The US Department of Agriculture may have halted its dataflow, victim to the government's partial shutdown, but that does not mean that agricultural commodity investors are completely deprived of statistics.
Thursday bought two sets of much-watched statistics, the first on cocoa, and European processing volumes for the July-to-September quarter.
The grind was up 4.7% year on year at 331,514 tonnes, the European Cocoa Association said.
That was a strong number, if towards the bottom end of a range of 3-10% growth.
Cocoa for December added 0.6% to $2,720 a tonne as of 09:20 UK time (03:20 Chicago time).
Palm oil data
Meanwhile, palm oil investors are assessing data showing that Malaysian stocks of the vegetable oil rose last month, but not by nearly as much as they had expected, in adding 7% to 1.78m tonnes.
Output grew less strongly than had been forecast, while exports beat expectations.
Palm oil for December stood 0.9% higher at 2,390 ringgit a tonne in Kuala Lumpur, grappling with its 75-day moving average, on a continuous chart.
'Offers continue to rise'
Grain markets will have some data to work off to later on, with the release of results from a wheat tender by Egypt's grain authority, Gasc, which revealed late on Wednesday that it was returning to the market for the first time in a month.
Gasc is seeking offers "soft and/or milling" wheat from a range of countries, including Australia, Canada, France, Russia and the US, and the tender, besides meaning the return of the top wheat importer, will offer an insight into the relative competitiveness of grain from different origins.

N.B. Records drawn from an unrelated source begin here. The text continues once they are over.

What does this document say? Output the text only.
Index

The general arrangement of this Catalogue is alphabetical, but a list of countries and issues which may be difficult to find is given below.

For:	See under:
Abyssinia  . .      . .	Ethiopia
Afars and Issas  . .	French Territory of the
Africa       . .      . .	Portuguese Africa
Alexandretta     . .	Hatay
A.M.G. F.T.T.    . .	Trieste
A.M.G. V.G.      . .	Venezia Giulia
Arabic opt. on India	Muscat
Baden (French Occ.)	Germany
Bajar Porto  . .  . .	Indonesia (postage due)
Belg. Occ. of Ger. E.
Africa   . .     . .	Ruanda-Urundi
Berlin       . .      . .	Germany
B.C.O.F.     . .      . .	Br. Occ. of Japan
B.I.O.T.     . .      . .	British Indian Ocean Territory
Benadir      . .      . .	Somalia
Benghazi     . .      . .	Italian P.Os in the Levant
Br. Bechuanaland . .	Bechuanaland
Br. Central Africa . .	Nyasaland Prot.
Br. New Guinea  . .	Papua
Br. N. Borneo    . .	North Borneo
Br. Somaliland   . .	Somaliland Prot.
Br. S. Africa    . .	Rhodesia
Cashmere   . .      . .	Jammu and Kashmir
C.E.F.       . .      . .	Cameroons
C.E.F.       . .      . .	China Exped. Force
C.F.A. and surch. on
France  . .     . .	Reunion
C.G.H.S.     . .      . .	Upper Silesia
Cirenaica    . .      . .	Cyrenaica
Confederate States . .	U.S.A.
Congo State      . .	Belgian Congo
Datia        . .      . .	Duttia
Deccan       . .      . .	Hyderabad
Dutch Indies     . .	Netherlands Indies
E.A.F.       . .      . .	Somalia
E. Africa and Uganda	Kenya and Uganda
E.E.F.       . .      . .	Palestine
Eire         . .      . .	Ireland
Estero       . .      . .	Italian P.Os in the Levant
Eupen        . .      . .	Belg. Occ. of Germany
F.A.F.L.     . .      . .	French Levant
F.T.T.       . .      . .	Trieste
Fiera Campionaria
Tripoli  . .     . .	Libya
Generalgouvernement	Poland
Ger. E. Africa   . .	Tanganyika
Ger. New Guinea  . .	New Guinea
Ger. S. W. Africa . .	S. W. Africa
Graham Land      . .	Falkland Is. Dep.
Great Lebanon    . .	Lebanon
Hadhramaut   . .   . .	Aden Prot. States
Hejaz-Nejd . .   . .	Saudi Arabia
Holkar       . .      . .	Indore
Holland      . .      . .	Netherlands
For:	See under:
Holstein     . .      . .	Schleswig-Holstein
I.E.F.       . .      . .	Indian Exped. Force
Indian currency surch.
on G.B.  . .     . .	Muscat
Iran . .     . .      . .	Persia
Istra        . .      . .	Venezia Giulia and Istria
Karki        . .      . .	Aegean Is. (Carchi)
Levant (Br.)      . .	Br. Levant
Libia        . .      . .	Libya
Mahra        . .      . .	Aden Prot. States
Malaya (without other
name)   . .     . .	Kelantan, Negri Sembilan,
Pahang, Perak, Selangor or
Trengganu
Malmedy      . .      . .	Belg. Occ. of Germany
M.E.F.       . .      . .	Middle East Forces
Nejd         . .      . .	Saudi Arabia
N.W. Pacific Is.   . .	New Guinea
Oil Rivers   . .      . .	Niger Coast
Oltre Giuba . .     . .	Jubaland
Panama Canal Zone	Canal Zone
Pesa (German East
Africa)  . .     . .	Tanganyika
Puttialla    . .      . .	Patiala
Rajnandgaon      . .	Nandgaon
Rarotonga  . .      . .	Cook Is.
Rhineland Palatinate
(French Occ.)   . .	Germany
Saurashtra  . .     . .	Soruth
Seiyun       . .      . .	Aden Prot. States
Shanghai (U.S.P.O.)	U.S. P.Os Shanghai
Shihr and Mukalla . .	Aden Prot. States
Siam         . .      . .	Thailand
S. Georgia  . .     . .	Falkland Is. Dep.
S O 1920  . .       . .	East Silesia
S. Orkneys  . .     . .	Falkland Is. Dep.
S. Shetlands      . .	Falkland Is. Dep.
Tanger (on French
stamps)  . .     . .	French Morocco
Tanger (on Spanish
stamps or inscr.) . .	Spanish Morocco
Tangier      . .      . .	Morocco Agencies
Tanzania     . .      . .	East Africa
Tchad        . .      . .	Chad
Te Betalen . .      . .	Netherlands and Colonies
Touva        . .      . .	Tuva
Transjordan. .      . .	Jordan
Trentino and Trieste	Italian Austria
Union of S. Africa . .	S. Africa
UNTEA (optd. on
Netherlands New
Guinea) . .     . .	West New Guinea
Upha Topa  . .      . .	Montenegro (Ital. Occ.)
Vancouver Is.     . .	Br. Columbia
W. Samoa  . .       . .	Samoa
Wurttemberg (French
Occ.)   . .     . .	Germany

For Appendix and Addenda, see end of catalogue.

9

Typically, Russia would be seen as the origin to bet at this time of year, with stocks replenished by harvest, but a disappointing result this time, and the prospect of government buying, is damaging its price competitiveness.
"Black Sea offers continue to rise, with the quality [issues] and the eventual start of Russia's plan to replenish reserve stocks," Brian Henry at Benson Quinn Commodities said.
'Momentum is waning'
The Gasc tender injected a little verve into a market which has shown signs of fatigue after a rally which, on Tuesday, took it to within 0.25 cents of hitting $7.00 a bushel in Chicago for the first time since July.
But only a little.
"Recent price action in wheat has a feel of consolidation, but momentum is waning and stories are getting stale," Mr Henry said.
If the Commodity Futures Trading Commission were, rather than itself being closed, to produce data on investor positioning on commodities, it would "show that funds have bought enough wheat".
'Collapse in US wheat feeding'
Luke Mathews at Commonwealth Bank of Australia also noted the pressure for profit-taking in wheat, given "the outperformance in recent weeks", and against a backdrop of "expectations for a collapse in US wheat feeding based on the current premium over corn".
Furthermore, he noted "more favourable winter wheat planting weather in Russia", where rains have hampered sowings of winter crops.
Joyce Liu at Phillip Futures flagged "forecasts of dry weather which would allow faster planting of winter wheat in Russia's southern region", if adding that "it remains to be seen if this faster planting could significantly improve Russia's wheat output".
Wheat for December stood 0.4% higher at $6.93 a bushel in Chicago, while adding 0.3% to $7.61 ½ a bushel in Kansas City.
'A cover to buy supplies'
That helped fellow grain corn add a little ground too, with Wednesday's apparent confirmation of orders of 420,000 tonnes of the grain from the US also continuing to attract comment.
The report has given "the market the fuel to trade off of the low end of recent ranges", CHS Hedging said.
Indeed, it has given some weight to ideas that China may be undertaking a more widespread purchasing programme, exploiting the lack of data from the USDA, which normally issues weekly export sales reports, and daily alerts on large orders.
"There are reports that China is currently using the US government shutdown as a cover to buy supplies whilst it can't be reported by the USDA," Mr Mathews said.
'Totally in the dark'
"With no export news or government reports, all traders have to go on at the moment is yield results," Mike Mawdsley at broker Market 1 said.
"We are totally in the dark whether any business, or how much business, is going on."
Still, "even if the Chinese are ramping up their US corn purchases, it shouldn't make a significant dent in our final carryout assuming we get that strong national average yield we are expecting", one US broker said.
And, with harvest progress continuing apace, gains in corn were limited to 0.4%, taking the December contract to $4.45 ¼ a bushel.